9.4 Specifieke gebruiksregels
Onder strijdig gebruik wordt in ieder geval begrepen het gebruiken of laten gebruiken van de gronden en/of opstallen binnen deze bestemming ten behoeve van:
-
a. opslag-, stort- of bergplaats van andere, al dan niet afgedankte voorwerpen, stoffen of producten behoudens voorzover zulks noodzakelijk is in verband met het op de bestemming gerichte gebruik;
-
b. het al dan niet ten verkoop opstellen en opslaan van nieuwe of gebruikte, dan wel geheel of ten dele uit gebruikte onderdelen samengestelde motorvoertuigen, aanhangwagens, machines, c.q. onderdelen daarvan.
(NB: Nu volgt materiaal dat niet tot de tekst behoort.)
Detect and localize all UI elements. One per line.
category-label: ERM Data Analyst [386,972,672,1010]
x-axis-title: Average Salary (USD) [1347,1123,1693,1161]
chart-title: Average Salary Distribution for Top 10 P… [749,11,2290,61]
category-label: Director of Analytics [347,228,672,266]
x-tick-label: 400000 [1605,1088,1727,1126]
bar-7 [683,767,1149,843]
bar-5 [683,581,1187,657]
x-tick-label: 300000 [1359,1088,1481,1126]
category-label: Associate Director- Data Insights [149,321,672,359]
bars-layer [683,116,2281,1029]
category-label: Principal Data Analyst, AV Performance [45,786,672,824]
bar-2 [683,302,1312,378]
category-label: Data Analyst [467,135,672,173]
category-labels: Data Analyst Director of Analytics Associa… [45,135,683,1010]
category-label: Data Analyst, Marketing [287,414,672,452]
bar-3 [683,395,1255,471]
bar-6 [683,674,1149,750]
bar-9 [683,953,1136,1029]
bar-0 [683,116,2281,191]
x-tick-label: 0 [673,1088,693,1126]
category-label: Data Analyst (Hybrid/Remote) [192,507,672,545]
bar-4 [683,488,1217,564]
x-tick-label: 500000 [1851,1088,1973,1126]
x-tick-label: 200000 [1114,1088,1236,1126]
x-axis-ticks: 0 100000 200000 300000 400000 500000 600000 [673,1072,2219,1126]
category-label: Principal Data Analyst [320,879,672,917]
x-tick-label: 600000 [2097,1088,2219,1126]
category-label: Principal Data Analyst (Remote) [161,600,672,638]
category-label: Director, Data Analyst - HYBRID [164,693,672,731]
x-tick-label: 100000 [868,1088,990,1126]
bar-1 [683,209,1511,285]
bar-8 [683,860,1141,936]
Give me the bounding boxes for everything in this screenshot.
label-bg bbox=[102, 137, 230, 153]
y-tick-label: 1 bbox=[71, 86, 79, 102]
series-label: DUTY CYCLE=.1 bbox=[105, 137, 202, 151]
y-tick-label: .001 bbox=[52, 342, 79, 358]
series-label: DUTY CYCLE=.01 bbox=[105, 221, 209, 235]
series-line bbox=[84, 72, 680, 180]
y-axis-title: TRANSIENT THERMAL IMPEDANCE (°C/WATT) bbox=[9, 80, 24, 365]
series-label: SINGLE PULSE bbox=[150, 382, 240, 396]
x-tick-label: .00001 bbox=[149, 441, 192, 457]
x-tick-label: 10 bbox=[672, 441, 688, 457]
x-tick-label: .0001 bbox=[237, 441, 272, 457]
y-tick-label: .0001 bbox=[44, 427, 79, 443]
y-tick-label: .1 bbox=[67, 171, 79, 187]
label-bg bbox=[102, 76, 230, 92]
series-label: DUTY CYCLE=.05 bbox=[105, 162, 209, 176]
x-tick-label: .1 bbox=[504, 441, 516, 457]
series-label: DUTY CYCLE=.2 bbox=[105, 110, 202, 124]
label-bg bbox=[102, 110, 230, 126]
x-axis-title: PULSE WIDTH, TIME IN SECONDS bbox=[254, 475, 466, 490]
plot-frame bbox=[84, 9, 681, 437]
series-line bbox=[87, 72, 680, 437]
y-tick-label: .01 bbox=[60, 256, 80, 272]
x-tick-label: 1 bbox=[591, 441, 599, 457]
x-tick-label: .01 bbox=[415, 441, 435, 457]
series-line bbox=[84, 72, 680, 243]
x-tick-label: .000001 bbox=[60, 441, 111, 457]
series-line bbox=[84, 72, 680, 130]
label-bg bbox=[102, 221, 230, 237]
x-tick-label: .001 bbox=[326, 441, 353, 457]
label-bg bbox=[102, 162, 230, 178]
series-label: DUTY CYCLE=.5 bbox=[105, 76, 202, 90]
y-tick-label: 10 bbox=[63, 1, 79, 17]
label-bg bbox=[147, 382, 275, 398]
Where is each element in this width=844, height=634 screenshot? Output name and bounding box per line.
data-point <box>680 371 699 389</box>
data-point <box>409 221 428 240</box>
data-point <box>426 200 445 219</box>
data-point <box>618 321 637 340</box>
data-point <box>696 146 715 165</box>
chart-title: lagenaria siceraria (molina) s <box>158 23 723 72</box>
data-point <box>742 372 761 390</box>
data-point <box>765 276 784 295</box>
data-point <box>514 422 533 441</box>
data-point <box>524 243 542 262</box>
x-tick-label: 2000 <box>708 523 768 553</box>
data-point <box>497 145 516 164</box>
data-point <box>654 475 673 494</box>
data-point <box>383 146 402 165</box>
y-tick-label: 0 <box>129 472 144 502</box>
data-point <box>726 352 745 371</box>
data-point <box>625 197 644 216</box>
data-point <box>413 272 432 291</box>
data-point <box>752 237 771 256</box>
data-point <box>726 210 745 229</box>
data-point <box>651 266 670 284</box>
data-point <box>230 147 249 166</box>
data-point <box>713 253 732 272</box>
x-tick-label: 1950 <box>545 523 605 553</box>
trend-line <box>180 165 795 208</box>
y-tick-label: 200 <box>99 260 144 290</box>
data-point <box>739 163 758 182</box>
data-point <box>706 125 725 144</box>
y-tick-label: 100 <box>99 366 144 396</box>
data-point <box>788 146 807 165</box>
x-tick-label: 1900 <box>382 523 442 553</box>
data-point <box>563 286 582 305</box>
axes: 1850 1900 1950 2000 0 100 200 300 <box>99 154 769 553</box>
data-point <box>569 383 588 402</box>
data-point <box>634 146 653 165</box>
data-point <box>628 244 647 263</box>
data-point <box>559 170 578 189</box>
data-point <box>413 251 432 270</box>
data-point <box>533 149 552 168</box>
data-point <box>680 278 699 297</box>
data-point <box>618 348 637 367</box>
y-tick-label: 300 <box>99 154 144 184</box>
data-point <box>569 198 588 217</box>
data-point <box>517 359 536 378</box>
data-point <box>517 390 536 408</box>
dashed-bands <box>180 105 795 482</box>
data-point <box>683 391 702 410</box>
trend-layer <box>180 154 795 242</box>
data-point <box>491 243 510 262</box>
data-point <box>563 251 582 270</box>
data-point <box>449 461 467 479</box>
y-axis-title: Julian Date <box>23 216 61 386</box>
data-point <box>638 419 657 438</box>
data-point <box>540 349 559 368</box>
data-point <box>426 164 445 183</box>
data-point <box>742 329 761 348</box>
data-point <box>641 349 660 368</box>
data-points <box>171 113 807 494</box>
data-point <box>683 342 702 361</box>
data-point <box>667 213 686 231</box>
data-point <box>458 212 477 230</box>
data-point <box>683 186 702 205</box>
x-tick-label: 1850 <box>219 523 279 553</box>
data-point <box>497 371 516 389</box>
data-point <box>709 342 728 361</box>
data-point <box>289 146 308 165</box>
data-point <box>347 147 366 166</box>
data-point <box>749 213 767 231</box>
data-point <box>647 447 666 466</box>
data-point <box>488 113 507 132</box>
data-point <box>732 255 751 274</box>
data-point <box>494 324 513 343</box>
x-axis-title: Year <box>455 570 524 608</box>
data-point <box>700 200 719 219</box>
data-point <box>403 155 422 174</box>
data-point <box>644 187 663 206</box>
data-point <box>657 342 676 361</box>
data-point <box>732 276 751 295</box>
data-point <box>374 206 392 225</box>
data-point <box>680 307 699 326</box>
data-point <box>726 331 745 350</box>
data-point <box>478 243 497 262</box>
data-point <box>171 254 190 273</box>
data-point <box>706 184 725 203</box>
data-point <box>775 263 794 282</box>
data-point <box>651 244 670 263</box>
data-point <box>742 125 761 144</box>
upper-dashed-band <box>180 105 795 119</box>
9.5 Omgevingsvergunning voor het uitvoeren van een werk, geen bouwwerk zijnde, of van werkzaamheden
9.5.1 Vergunningplichtige werken
Het is ter plaatse van de aanduiding "waardevolle boom" verboden zonder of in afwijking van een omgevingsvergunning binnen de kroonprojectie van een waardevolle boom de volgende werken of werkzaamheden uit te voeren, te doen of te laten voeren:
-
a. het vellen of rooien van een “waardevolle boom”;
-
b. de aanleg van verhardingen / halfverhardingen;
-
c. het ophogen, afgraven en egaliseren van gronden;
-
d. de aanleg of verwijdering van kabels en leidingen, tenzij gebruik wordt gemaakt van mantelbuizen.
9.5.2 Uitzonderingen
Het onder 9.5.1. vervatte verbod geldt niet voor de werken of werkzaamheden:
-
a. waarvoor ten tijde van het van kracht worden van het bestemmingsplan vergunning is verleend;
-
b. die het normale onderhoud betreffen;
-
c. die reeds in uitvoering zijn op het tijdstip van het van kracht worden van dit plan.
9.5.3 Afweging
De onder 9.5.1. genoemde vergunning kan slechts worden verleend indien:
-
a. voor de werken/ werkzaamheden als bedoeld in 9.5.1. onder a. geen onevenredige afbreuk wordt gedaan aan de beeldwaarde van de waardevolle boom;
-
b. voor de werken/ werkzaamheden als bedoeld in 9.5.1. onder b. en c. geen onevenredige afbreuk wordt gedaan aan het behoud en de bescherming van de waardevolle boom;
-
c. voor de werken/ werkzaamheden als bedoeld in 9.5.1. onder d geen onevenredige afbreuk wordt gedaan aan het behoud en de bescherming van de wortels en ondergrondse delen van de waardevolle boom.